Post # 1
I’m having a little internal battle with myself. Waiting has become increasingly difficult as we get closer to holiday season and the end of the year. A little background…SO and I have been together about 4.5 years, have lived together 1.5 years and moved into our own house at the beginning of this summer. We had our timeline talk back at the beginning of March, where we ended up compromising to be engaged by the end of this year. SO was adament that he wants a traditional proposal and for me to stop bringing it up – I kept my word on this and I think I may have slipped up twice since March (mentioning marriage or related). Here’s my dilemma – SO is stubborn and I believe only started saving for a ring around the end of August. He was clear on the fact that I didn’t want him spending over 1k on the ring since we have my grandmother’s diamonds to use. Basically I’m concerned that I don’t think he realizes that a custom ring can take several weeks to put together and size and that time frame doesn’t improve with the busy holiday season approaching. I’m wondering if I should bring it up that he seems to be cutting it a little close in terms of the amount of time and I don’t think he realizes the 3-6 week turn around time this process has.
**I am aware that he hasn’t gone to the jewelry store because it is owned by a family friend, additionally my mom is currently storing the diamonds we’ll be using and she actually called to ask why he hasn’t come to get them.
So I guess I’d like you’re opinions as to whether or not I should bring this up to him or just keep mum about it and see what happens?
Post # 2
You have a deadline – the end of the year. Just wait.
Post # 4
why did your mom call you and not him? She should call him about the diamonds and can mention the timeline it takes then. That leaves you completely out of it.
Post # 5
Just let him do it. He’s a big boy.
Post # 6
I think you’re being unintentionally controlling. It’s so close to the end of the year, just wait it out. Just do your best and try to trust that he will get things done on time, and if it gets past your deadline then have a discussion. step away from talking about the ring and wedding to the people that know anything about the situation, and keep yourself busy for the next little bit
Post # 7
I think it’s a little controlling. Do you trust him? Is he a capable person?
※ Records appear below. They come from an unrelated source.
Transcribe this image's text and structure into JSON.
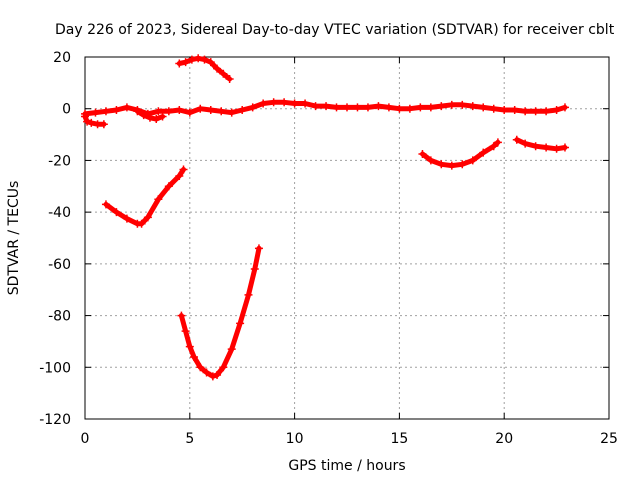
{
  "chart_data": {
    "type": "scatter",
    "title": "Day 226 of 2023, Sidereal Day-to-day VTEC variation (SDTVAR) for receiver cblt",
    "xlabel": "GPS time / hours",
    "ylabel": "SDTVAR / TECUs",
    "xlim": [
      0,
      25
    ],
    "ylim": [
      -120,
      20
    ],
    "xticks": [
      0,
      5,
      10,
      15,
      20,
      25
    ],
    "yticks": [
      -120,
      -100,
      -80,
      -60,
      -40,
      -20,
      0,
      20
    ],
    "grid": true,
    "marker": "plus",
    "color": "#ff0000",
    "segments": [
      {
        "x": [
          0.0,
          0.1,
          0.3,
          0.6,
          0.9
        ],
        "y": [
          -3.0,
          -5.0,
          -5.5,
          -6.0,
          -6.0
        ]
      },
      {
        "x": [
          0.0,
          0.5,
          1.0,
          1.5,
          2.0,
          2.5,
          3.0,
          3.5,
          4.0,
          4.5,
          5.0,
          5.5,
          6.0,
          6.5,
          7.0,
          7.5,
          8.0,
          8.5,
          9.0,
          9.5,
          10.0,
          10.5,
          11.0,
          11.5,
          12.0,
          12.5,
          13.0,
          13.5,
          14.0,
          14.5,
          15.0,
          15.5,
          16.0,
          16.5,
          17.0,
          17.5,
          18.0,
          18.5,
          19.0,
          19.5,
          20.0,
          20.5,
          21.0,
          21.5,
          22.0,
          22.5,
          22.9
        ],
        "y": [
          -2.0,
          -1.5,
          -1.0,
          -0.5,
          0.5,
          -0.5,
          -2.0,
          -1.0,
          -1.0,
          -0.5,
          -1.5,
          0.0,
          -0.5,
          -1.0,
          -1.5,
          -0.5,
          0.5,
          2.0,
          2.5,
          2.5,
          2.0,
          2.0,
          1.0,
          1.0,
          0.5,
          0.5,
          0.5,
          0.5,
          1.0,
          0.5,
          0.0,
          0.0,
          0.5,
          0.5,
          1.0,
          1.5,
          1.5,
          1.0,
          0.5,
          0.0,
          -0.5,
          -0.5,
          -1.0,
          -1.0,
          -1.0,
          -0.5,
          0.5
        ]
      },
      {
        "x": [
          2.5,
          2.8,
          3.1,
          3.4,
          3.7
        ],
        "y": [
          -1.0,
          -2.5,
          -3.5,
          -4.0,
          -3.0
        ]
      },
      {
        "x": [
          4.5,
          4.8,
          5.1,
          5.4,
          5.7,
          6.0,
          6.3,
          6.6,
          6.9
        ],
        "y": [
          17.5,
          18.0,
          19.0,
          19.5,
          19.0,
          18.0,
          15.5,
          13.5,
          11.5
        ]
      },
      {
        "x": [
          1.0,
          1.5,
          2.0,
          2.5,
          2.7,
          3.0,
          3.5,
          4.0,
          4.5,
          4.7
        ],
        "y": [
          -37.0,
          -40.0,
          -42.5,
          -44.5,
          -44.5,
          -42.0,
          -35.0,
          -30.0,
          -26.0,
          -23.5
        ]
      },
      {
        "x": [
          4.6,
          4.8,
          5.0,
          5.2,
          5.5,
          5.8,
          6.1,
          6.3,
          6.6,
          7.0,
          7.4,
          7.8,
          8.1,
          8.3
        ],
        "y": [
          -80.0,
          -86.0,
          -92.0,
          -96.0,
          -100.0,
          -102.0,
          -103.5,
          -103.0,
          -100.0,
          -93.0,
          -83.0,
          -72.0,
          -62.0,
          -54.0
        ]
      },
      {
        "x": [
          16.1,
          16.5,
          17.0,
          17.5,
          18.0,
          18.5,
          19.0,
          19.5,
          19.7
        ],
        "y": [
          -17.5,
          -20.0,
          -21.5,
          -22.0,
          -21.5,
          -20.0,
          -17.0,
          -14.5,
          -13.0
        ]
      },
      {
        "x": [
          20.6,
          21.0,
          21.5,
          22.0,
          22.5,
          22.9
        ],
        "y": [
          -12.0,
          -13.5,
          -14.5,
          -15.0,
          -15.5,
          -15.0
        ]
      }
    ]
  }
}
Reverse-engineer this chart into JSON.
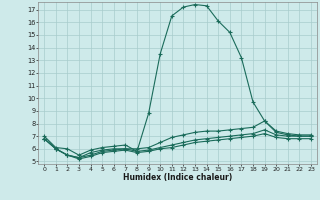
{
  "xlabel": "Humidex (Indice chaleur)",
  "bg_color": "#ceeaea",
  "grid_color": "#a8cccc",
  "line_color": "#1a6b5a",
  "xlim": [
    -0.5,
    23.5
  ],
  "ylim": [
    4.8,
    17.6
  ],
  "xticks": [
    0,
    1,
    2,
    3,
    4,
    5,
    6,
    7,
    8,
    9,
    10,
    11,
    12,
    13,
    14,
    15,
    16,
    17,
    18,
    19,
    20,
    21,
    22,
    23
  ],
  "yticks": [
    5,
    6,
    7,
    8,
    9,
    10,
    11,
    12,
    13,
    14,
    15,
    16,
    17
  ],
  "series": [
    {
      "x": [
        0,
        1,
        2,
        3,
        4,
        5,
        6,
        7,
        8,
        9,
        10,
        11,
        12,
        13,
        14,
        15,
        16,
        17,
        18,
        19,
        20,
        21,
        22,
        23
      ],
      "y": [
        7.0,
        6.1,
        6.0,
        5.5,
        5.9,
        6.1,
        6.2,
        6.3,
        5.8,
        8.8,
        13.5,
        16.5,
        17.2,
        17.4,
        17.3,
        16.1,
        15.2,
        13.2,
        9.7,
        8.2,
        7.4,
        7.2,
        7.1,
        7.1
      ]
    },
    {
      "x": [
        0,
        1,
        2,
        3,
        4,
        5,
        6,
        7,
        8,
        9,
        10,
        11,
        12,
        13,
        14,
        15,
        16,
        17,
        18,
        19,
        20,
        21,
        22,
        23
      ],
      "y": [
        6.8,
        6.0,
        5.5,
        5.3,
        5.7,
        5.9,
        6.0,
        6.0,
        6.0,
        6.1,
        6.5,
        6.9,
        7.1,
        7.3,
        7.4,
        7.4,
        7.5,
        7.6,
        7.7,
        8.2,
        7.3,
        7.1,
        7.0,
        7.0
      ]
    },
    {
      "x": [
        0,
        1,
        2,
        3,
        4,
        5,
        6,
        7,
        8,
        9,
        10,
        11,
        12,
        13,
        14,
        15,
        16,
        17,
        18,
        19,
        20,
        21,
        22,
        23
      ],
      "y": [
        6.8,
        6.0,
        5.5,
        5.3,
        5.5,
        5.8,
        5.9,
        6.0,
        5.8,
        5.9,
        6.1,
        6.3,
        6.5,
        6.7,
        6.8,
        6.9,
        7.0,
        7.1,
        7.2,
        7.5,
        7.1,
        7.0,
        7.0,
        7.0
      ]
    },
    {
      "x": [
        0,
        1,
        2,
        3,
        4,
        5,
        6,
        7,
        8,
        9,
        10,
        11,
        12,
        13,
        14,
        15,
        16,
        17,
        18,
        19,
        20,
        21,
        22,
        23
      ],
      "y": [
        6.8,
        6.0,
        5.5,
        5.2,
        5.4,
        5.7,
        5.8,
        5.9,
        5.7,
        5.8,
        6.0,
        6.1,
        6.3,
        6.5,
        6.6,
        6.7,
        6.8,
        6.9,
        7.0,
        7.2,
        6.9,
        6.8,
        6.8,
        6.8
      ]
    }
  ]
}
There’s still time left and unless you’ve talked specifically about what to do with the ring, I don’t think you can be fully sure of what he’s planning. Guys can surprise you. Agreed with PP about your mom calling you.. she should be calling him! I’m sure he’ll figure it all out. Try not to stress.
Post # 8
Definitely do not bring it up. The ball is in his court now. Keep your promise by keeping silent.
Post # 9
Let him do it. Either he’ll stick to his word, or he won’t. Let him show you. If the deadline passes, then you can decide if you want to have to badger someone to propose to you. But wait it out.
Post # 10
Yeah you’re being controlling. Trust him on this and wait and see what happens. I know , easier said than done but if I was him I’d be annoyed with you breathing down my back. The proposal isn’t just about you.
Post # 11
Relax, he can handle it himself. Controlling.
Post # 12
my mom called because she was concerned that she hadn’t heard from him yet and she is aware of the time frame we had discussed as well as how long making the ring can take. She was asking if we had changed our plans and that was why he hadn’t gotten the ball rolling yet…super unhelpful since I’ve been doing OK with keeping busy and generally just putting it to the back of my mind for the past few months and this put me into a bit control freak mode. I definitely trust SO , I was thinking more that he doesn’t realize the amount of time it will take
Post # 13
Well, the “traditional” part is out the window since you planned it together, but whatever. I’d be surprised if he actually had a ring for you at the end of the year.
Post # 14
I know it’s tough, but try to wait it out. Worst case scenario is he doesn’t understand the turnaround time and you get engaged a few weeks later. I know it’s hard to keep the excitement and anxiety in check, but are those few weeks really worth extra stess on your relationship? Try to relax and let him handle it.
Post # 15
I just want to say that you sound EXACTLY how I would be in this situation, and I admit I am super controlling… its hard! But honestly, how do you think he’s going to react if you bring it up? It’s not gonna go well.. hes gonna be annoyed. The last thing you want right now if him having any negative thoughts associated with him proposing.
I reallllly think you shouldn’t say anything until after the timeline deadline and if he still hasnt proposed THEN bring it up. If you guys agreed that your timeline was till the end of the year then you owe it to him to respect that. Good luck!